We developed a system to reprocess textile waste and scraps and transforming the fibres into colour powder. Since Recycrom does not require any extra synthetic dyestuff, we are therefore using a recycled cellulosic powder to dye or print garments or fabric – essentially replacing conventional dyestuffs with this innovative colour. Plus, it can be used on pretty much every fabric: all natural fibres and also polyamides.
+ How do you define innovation?
Innovation means firstly to accept the challenge of change. It’s not something new that arises, suddenly, without any connection to the past. It’s a progress that improves on previous knowledge, traditions and experiences. For me specifically, innovation means the ability to upcycle waste. And without our company’s thirty years of experience – the tradition and knowledge of working with special dyeing processes – we would have never been able to develop Recycrom.

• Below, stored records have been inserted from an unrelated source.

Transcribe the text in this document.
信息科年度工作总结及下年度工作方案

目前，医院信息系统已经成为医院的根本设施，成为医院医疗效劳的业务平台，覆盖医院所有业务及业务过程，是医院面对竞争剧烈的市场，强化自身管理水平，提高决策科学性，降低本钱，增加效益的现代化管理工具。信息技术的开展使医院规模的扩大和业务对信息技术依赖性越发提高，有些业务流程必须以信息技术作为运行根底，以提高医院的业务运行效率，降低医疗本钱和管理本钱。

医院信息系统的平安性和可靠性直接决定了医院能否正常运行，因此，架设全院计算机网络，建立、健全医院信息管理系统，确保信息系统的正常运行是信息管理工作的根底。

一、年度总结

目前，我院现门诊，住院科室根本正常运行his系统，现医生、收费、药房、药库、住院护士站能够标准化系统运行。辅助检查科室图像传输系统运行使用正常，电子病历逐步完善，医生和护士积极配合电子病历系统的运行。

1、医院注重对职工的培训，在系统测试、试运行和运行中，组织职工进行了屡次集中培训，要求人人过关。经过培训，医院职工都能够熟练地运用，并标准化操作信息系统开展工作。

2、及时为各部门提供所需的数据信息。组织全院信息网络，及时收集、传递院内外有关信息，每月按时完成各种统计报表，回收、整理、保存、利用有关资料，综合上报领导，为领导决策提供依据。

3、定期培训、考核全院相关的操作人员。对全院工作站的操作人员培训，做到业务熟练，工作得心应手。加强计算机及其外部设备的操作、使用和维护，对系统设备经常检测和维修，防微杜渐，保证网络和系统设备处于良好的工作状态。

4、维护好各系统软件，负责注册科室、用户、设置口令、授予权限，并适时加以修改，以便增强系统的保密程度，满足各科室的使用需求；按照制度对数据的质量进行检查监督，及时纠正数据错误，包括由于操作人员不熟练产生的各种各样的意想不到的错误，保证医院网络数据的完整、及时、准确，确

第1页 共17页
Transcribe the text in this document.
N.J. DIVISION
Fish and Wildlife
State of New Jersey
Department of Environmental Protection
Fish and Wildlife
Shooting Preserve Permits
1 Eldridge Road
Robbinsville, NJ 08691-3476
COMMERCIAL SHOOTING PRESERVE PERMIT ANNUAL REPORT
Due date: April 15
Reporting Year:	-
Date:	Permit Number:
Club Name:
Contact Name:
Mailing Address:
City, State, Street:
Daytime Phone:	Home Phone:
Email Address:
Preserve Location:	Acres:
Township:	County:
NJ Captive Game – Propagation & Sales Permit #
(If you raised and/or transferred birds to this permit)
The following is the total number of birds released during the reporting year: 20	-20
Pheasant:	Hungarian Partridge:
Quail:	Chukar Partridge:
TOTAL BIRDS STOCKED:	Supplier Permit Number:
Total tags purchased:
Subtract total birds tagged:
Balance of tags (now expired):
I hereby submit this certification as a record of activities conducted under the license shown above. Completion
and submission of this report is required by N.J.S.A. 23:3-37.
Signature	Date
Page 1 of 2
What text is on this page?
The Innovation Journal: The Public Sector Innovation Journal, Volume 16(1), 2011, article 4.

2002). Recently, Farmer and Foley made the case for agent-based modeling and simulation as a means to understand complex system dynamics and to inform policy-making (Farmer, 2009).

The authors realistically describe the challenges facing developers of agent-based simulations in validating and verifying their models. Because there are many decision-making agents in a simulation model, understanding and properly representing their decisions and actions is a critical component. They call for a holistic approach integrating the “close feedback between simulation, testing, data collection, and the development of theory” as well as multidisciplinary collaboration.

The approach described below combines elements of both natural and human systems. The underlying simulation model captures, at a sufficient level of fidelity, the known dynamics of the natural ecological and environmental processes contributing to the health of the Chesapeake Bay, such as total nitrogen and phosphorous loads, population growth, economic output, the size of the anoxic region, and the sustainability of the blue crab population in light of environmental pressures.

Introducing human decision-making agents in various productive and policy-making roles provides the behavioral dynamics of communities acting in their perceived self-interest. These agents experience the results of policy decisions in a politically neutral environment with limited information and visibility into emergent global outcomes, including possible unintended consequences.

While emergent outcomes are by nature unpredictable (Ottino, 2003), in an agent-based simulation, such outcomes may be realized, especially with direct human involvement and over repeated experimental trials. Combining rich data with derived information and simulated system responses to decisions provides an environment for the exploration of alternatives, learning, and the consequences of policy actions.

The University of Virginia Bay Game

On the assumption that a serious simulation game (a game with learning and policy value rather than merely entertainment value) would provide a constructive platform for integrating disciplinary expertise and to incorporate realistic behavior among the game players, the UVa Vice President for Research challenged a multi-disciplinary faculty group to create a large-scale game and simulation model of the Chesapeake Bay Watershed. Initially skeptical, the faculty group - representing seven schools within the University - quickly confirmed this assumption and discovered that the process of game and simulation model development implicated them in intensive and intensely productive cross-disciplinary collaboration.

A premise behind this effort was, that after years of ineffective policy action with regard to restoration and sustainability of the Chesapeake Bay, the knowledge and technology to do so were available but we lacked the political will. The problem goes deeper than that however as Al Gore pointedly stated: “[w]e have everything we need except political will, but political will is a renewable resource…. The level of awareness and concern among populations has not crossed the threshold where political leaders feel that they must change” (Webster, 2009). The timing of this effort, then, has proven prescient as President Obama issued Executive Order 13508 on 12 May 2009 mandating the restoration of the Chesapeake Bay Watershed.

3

+ Was there a specific trigger for you to seek innovation?
We had the need to offer something unique to the textile market – to get noticed. It had to be genuine and sustainable. So recycling seemed an obvious direction: it’s the only way to build a better future. The idea of turning waste into opportunity…
+ So now you take old garments and manufacturing scraps and turn these into dye. Where can we find your product?
At the moment we have only have a small production line in Biella, Italy. But by the end of 2019, we hope to have a larger factory producing a ton of dyestuff a day. And I believe this to be realistic considering the number of important brands and retailers we are talking to.
+ What is one hurdle to innovation and how do you combat it?
Living in this very fast (sometimes too fast) world and following the “crazy” rules of the fashion game, the imagination can be killed. However, we can keep our imagination alive through sharing, cooperating and communicating information and life experiences. It was in this way we were able to figure out how to transform textile fibre – which is fibrous – into a uniform crystalline powder. My hometown of Biella is not only famous for textiles but also for recycling textiles. One of my best friends has a spinning unit for regenerated yarn and while visiting him, I noticed some powder coming from his machines – it triggered my imagination and I used some of that dust for my first trial.
+ Who is an innovation leader outside of the denim/garment industry that you find particularly inspiring?
The Italian contemporary artist Michelangelo Pistoletto seeks to break down the barriers between all disciplines – sculpture, architecture, fashion, etcetera – to seek a new balanced relationship between nature and technology. If you are ever in Biella, you must visit his remarkable and massive Cittadellarte Foundation that is arising from a once-abandoned textile mill. Pure inspiration.